BHP Billiton: China 2009 Coking Coal Imports To Be 30 Million Tons
September 16 2009 - 3:42AM
Dow Jones News
BHP Billiton Ltd. (BHP.AU) said Wednesday it expects China's
coking coal imports to be about 30 million metric tons in 2009 and
it expects the recent trend of Chinese buying to continue in the
future.
BHP Marketing President Tom Schutte said he believed the Chinese
buying would continue with 70% of China's steel capacity and
planned growth in coastal provinces that could easily access
foreign coal.
Chinese mills are also building larger blast furnaces that
require better quality coke and therefore more imports of high
quality hard coking coal, he said.
"A lot of it is to do with the proximity of these mills to the
coast as well as the size of blast furnaces," he said.
"It is more efficient, with environmental regulations and so on
becoming tighter, that big blast furnaces use higher quality coking
coals."
As traditional buyers of seaborne coking coal scaled back
imports this year, China has stepped in to fill the demand gap,
with cheaper freight rates helping to make foreign coal attractive
to Chinese mills.
Some have argued that rising freight rates could crimp Chinese
buying but Schutte said he did not believe this would be the
case.
"We are quite comfortable that there is quite a lot of (freight)
supply coming into the market over the next two years," he
said.
Schutte restated BHP's strong preference for floating or indexed
pricing mechanisms for commodities rather than annual resets of
pricing as has been the norm for products like iron ore and coking
coal.
BHP would happily move all of its iron ore to indexed pricing
over time, Schutte said, but the miner will continue to hold annual
pricing talks for product that is contracted to be sold under the
benchmark system.
Iron ore miners are still locked in a stand off with China over
benchmark prices for the year started April 1, 2009 and Schutte
said talks on next year's benchmark have not yet begun.

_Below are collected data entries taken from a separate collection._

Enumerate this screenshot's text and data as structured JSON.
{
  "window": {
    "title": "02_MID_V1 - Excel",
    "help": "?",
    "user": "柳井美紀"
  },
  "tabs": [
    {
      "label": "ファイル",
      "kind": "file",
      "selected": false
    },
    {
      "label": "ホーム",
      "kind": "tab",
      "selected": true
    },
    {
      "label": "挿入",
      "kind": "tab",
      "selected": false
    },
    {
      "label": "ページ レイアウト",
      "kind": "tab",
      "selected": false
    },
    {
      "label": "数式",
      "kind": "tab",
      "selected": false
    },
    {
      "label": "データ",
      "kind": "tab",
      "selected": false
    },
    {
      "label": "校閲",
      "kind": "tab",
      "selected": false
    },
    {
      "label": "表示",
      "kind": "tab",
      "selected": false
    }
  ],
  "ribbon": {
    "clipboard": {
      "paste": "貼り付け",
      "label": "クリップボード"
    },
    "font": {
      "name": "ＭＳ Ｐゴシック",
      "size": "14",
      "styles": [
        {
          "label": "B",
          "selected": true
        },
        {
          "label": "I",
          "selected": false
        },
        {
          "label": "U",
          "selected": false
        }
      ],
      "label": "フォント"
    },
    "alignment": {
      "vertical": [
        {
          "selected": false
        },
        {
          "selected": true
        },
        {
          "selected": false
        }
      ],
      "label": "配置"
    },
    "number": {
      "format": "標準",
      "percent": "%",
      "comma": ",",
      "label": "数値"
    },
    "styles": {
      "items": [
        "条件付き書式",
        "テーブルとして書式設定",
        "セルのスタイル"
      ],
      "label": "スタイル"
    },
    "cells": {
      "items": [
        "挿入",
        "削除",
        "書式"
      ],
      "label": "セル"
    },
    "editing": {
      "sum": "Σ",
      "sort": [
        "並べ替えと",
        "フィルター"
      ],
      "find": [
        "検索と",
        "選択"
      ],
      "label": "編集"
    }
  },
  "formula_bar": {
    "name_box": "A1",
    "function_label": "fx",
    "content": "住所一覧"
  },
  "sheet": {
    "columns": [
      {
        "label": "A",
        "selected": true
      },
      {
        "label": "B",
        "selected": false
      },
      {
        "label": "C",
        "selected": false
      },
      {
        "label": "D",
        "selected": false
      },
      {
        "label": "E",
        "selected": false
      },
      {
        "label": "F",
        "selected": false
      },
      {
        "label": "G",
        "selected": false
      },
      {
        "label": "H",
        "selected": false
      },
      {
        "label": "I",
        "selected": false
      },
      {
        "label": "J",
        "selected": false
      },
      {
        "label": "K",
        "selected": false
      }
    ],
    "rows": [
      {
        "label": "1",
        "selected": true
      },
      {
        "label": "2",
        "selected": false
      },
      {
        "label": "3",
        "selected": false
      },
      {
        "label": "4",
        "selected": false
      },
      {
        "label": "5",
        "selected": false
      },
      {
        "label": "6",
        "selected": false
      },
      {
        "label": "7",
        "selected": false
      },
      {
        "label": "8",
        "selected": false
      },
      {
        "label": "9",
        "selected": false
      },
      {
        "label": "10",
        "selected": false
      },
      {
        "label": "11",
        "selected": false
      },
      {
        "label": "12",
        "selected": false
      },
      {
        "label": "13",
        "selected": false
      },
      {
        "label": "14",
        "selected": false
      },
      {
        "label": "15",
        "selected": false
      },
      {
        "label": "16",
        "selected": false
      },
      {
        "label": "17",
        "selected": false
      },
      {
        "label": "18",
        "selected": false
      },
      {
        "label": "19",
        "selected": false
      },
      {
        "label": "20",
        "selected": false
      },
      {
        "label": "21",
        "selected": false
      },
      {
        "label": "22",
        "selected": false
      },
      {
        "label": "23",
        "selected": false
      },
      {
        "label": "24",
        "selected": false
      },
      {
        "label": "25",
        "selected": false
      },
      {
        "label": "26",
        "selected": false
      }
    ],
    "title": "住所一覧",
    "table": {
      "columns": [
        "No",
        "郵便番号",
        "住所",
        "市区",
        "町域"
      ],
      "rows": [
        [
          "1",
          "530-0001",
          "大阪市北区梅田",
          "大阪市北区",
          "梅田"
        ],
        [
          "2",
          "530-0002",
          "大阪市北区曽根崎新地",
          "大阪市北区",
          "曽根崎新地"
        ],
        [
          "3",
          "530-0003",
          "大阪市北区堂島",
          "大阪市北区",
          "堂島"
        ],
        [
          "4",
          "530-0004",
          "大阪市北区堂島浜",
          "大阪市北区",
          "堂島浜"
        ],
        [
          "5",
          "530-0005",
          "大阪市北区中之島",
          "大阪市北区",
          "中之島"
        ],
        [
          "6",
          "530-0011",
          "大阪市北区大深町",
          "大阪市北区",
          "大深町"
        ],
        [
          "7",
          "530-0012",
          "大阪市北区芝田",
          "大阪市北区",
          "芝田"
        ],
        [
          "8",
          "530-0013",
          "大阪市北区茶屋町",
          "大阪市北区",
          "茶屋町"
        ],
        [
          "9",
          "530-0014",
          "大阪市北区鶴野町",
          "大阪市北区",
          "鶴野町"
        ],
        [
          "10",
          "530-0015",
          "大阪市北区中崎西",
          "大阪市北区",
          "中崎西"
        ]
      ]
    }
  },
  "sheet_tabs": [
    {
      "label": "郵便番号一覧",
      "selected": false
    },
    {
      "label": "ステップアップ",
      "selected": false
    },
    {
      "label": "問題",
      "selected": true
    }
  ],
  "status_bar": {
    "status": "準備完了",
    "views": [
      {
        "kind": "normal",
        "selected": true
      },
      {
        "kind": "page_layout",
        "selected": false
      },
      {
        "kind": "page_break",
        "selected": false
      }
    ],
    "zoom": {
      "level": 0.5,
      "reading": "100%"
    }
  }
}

BHP has made some progress in moving traditional coking coal
customers to more regular repricing, Schutte said, with some
agreeing to move to quarterly pricing referenced to spot
prices.
"We have in certain instances managed to renegotiate some of the
prices to a shorter term but the progress in that space is quite
new," he said.
Schutte said the real state of commodities demand would only
become clear in 2010 but that China had made a
stronger-than-expected recovery with indicators remaining
positive.
BHP has been watching developments in the case of the detention
of four Rio Tinto Ltd. (RTP) iron ore marketing employees by
Chinese authorities, he said, but the miner has not made any
changes to how it operates in China as a result.